Near subiu correndo sem nem se importar se estava fazendo barulho ou não, mesmo quando tropeçou em seus próprios pés ao subir as escadas. Estava com a cabeça tão cheia que não conseguia nem pensar direito.

Por anos passara tendo o relacionamento totalmente explosivo e desgastante com o pai. Quando não estavam se ignorando, estavam brigando. Agora aquilo que o anjo lhe mostrara fizera uma guerra civil explodir em sua cabeça.
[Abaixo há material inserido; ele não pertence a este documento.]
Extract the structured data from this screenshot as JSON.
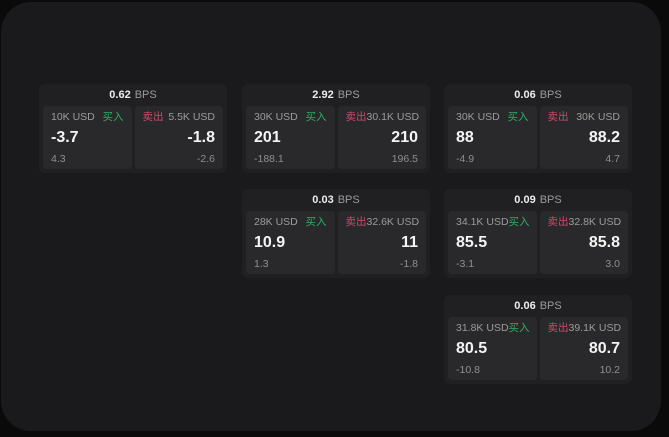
{
  "labels": {
    "buy": "买入",
    "sell": "卖出",
    "bps": "BPS"
  },
  "colors": {
    "background": "#0a0a0b",
    "panel": "#1a1a1c",
    "card": "#202022",
    "tile": "#29292b",
    "buy_green": "#2fae62",
    "sell_red": "#cb4a68",
    "price_text": "#f4f4f4",
    "muted_text": "#9c9c9c"
  },
  "cards": [
    {
      "bps": "0.62",
      "buy": {
        "amount": "10K USD",
        "price": "-3.7",
        "delta": "4.3"
      },
      "sell": {
        "amount": "5.5K USD",
        "price": "-1.8",
        "delta": "-2.6"
      }
    },
    {
      "bps": "2.92",
      "buy": {
        "amount": "30K USD",
        "price": "201",
        "delta": "-188.1"
      },
      "sell": {
        "amount": "30.1K USD",
        "price": "210",
        "delta": "196.5"
      }
    },
    {
      "bps": "0.06",
      "buy": {
        "amount": "30K USD",
        "price": "88",
        "delta": "-4.9"
      },
      "sell": {
        "amount": "30K USD",
        "price": "88.2",
        "delta": "4.7"
      }
    },
    {
      "bps": "0.03",
      "buy": {
        "amount": "28K USD",
        "price": "10.9",
        "delta": "1.3"
      },
      "sell": {
        "amount": "32.6K USD",
        "price": "11",
        "delta": "-1.8"
      }
    },
    {
      "bps": "0.09",
      "buy": {
        "amount": "34.1K USD",
        "price": "85.5",
        "delta": "-3.1"
      },
      "sell": {
        "amount": "32.8K USD",
        "price": "85.8",
        "delta": "3.0"
      }
    },
    {
      "bps": "0.06",
      "buy": {
        "amount": "31.8K USD",
        "price": "80.5",
        "delta": "-10.8"
      },
      "sell": {
        "amount": "39.1K USD",
        "price": "80.7",
        "delta": "10.2"
      }
    }
  ]
}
Parte já estava gritando, culpando aquele homem, Morgane, pelo inferno que ele eclodira em sua família, que ele fizera sabe-se lá o quê com Charles e o transformara naquela coisa que quebrava braços de crianças de seis anos e batia cabeça dos filhos em bancadas de mármore. Outra parte já dizia que talvez o anjo houvesse criado uma ilusão para suprir algo que Near nem sequer sabia que desejava. Vinha a parte que dizia que seu pai era um bruxo, e que pelo que conseguira entender, vinha de uma linhagem de extrema importância, e sua mãe havia sido escolhida como sua esposa para “manter o sangue puro”.

“Seu sangue é perigoso”, “Você não é bem vindo, reconheço esse cheiro do seu sangue”. Morgane dissera algo sobre “Grandes Príncipes” e que sua família tinha o sangue do Príncipe Almishak. Era visível que aquilo era importante, que sério. Mas parecia igualmente grave.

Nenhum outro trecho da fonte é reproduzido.